An Independent Mind: Collective Papers of Juliet Hopkins (2015) by Juliet Hopkins, edited by A. Horne & M. Lanyado, published by Routledge.

Review by:
S. J. Wright

Reading this book was a fascinating discovery of the writing of a pioneering child analyst which brought to mind some of the other inspiring books I have read by Tavistock therapists, as well as the grounding provided by the courses I personally took at the “Tavi”. They still inform my thinking even though my subsequent trainings have taken me in other directions. The articles demonstrate Hopkins’ integrative flexibility, solidly grounded in her training in the independent psychoanalytic tradition, but adept at linking and making use of different approaches. She puts her own signature on theory, the truly independent mind of the book's title. As Dilys Daws said in the Foreword:

Juliet has widened our view of what child psychotherapy can encompass, and she does it without attacking the basic concepts of individual work. She shows that diametrically different approaches can co-exist and nourish each other. It takes away the worry some therapists have that embracing, for example attachment or family therapy, might be disloyal to psychotherapy. (p. xii)
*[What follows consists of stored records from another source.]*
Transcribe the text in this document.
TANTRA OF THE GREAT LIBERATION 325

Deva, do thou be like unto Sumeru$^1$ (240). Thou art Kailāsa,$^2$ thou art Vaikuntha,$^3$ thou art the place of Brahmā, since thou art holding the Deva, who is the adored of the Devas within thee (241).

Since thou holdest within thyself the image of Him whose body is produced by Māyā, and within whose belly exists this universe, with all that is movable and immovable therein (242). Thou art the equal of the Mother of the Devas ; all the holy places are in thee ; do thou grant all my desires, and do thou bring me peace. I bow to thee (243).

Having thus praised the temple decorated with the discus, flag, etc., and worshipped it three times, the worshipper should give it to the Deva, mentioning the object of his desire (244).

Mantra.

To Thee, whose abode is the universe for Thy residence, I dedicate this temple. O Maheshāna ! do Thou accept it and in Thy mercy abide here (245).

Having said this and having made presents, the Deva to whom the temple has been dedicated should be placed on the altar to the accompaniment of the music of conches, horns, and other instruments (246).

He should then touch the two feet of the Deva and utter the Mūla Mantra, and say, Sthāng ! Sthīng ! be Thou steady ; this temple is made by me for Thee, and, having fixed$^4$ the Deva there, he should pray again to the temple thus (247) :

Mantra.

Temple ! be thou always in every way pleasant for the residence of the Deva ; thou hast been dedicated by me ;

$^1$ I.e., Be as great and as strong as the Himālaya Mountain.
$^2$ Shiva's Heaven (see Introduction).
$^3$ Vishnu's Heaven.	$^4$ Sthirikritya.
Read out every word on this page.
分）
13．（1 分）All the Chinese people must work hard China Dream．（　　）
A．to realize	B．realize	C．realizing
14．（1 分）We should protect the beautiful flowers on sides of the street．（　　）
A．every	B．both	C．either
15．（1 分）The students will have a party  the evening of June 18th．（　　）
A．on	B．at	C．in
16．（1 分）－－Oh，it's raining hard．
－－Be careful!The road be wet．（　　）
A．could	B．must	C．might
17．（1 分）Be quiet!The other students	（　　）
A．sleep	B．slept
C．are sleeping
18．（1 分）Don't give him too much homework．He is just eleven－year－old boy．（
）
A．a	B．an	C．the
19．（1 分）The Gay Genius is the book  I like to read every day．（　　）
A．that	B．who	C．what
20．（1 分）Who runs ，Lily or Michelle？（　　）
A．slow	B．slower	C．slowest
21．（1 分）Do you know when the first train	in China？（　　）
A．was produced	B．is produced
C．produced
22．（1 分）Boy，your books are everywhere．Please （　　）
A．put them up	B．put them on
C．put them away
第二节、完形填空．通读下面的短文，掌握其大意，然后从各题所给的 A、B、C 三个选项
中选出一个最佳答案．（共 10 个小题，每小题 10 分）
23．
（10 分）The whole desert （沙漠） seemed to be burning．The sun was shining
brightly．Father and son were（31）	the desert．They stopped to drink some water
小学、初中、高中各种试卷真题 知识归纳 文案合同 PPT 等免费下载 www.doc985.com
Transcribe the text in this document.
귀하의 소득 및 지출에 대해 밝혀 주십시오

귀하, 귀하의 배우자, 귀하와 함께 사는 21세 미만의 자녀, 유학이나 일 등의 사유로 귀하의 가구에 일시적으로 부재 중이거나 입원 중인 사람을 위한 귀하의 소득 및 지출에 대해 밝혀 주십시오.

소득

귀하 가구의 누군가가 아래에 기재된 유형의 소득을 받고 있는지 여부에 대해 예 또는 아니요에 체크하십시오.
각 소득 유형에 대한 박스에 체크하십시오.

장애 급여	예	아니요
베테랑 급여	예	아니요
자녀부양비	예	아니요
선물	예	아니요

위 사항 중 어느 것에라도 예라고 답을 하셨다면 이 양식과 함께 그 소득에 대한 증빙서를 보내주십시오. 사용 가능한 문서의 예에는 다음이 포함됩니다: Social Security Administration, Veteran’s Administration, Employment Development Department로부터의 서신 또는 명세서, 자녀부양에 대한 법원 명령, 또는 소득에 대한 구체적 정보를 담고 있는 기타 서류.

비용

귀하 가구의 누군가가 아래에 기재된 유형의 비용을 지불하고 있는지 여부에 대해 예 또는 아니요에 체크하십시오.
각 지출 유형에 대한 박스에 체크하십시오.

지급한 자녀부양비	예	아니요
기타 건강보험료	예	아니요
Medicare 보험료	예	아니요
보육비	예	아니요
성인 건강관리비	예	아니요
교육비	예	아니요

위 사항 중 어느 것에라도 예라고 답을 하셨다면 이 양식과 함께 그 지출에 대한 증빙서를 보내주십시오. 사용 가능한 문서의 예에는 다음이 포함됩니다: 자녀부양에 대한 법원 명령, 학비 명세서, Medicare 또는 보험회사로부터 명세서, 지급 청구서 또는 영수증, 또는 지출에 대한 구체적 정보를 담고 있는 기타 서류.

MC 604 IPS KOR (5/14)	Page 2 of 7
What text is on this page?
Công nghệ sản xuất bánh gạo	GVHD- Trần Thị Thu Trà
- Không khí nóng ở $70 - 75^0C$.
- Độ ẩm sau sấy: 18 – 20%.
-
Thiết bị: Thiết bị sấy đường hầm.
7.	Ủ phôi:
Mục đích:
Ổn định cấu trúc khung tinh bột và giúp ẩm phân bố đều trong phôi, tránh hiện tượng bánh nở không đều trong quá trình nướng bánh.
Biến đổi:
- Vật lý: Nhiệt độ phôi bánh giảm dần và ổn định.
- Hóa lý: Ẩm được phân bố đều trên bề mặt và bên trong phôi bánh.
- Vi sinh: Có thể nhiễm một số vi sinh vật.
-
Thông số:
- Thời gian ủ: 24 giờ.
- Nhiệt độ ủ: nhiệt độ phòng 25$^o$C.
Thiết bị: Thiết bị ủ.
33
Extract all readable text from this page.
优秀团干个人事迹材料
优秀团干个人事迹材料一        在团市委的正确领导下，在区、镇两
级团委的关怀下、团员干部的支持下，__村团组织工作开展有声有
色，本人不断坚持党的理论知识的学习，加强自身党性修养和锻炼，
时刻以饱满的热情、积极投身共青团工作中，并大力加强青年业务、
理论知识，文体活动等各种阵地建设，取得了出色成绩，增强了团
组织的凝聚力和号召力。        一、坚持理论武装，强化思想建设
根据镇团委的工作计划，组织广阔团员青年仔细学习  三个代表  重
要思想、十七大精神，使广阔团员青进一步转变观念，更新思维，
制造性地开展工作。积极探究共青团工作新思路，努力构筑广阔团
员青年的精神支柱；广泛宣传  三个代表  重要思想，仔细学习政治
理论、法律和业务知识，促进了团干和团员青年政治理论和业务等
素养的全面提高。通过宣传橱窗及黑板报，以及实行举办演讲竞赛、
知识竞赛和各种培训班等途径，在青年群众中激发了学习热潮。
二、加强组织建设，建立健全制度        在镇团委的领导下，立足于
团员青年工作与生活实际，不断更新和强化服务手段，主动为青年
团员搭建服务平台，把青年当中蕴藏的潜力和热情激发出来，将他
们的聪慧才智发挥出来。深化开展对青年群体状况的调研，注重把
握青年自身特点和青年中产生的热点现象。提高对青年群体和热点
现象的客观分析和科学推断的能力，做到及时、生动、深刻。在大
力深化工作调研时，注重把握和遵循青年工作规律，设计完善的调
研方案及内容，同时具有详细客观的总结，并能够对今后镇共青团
I have certainly felt nourished by what other minds and approaches tell me as well as nourished by this book.

An Independent Mind is divided into four thematic sections all illustrative of Hopkins’ approach to her work with children and their families, and of the writers who were especially influential in her thinking: John Bowlby (her uncle), Donald Winnicott (a supervisor), and Selma Fraiberg. Whilst the articles stand alone, they hang together coherently.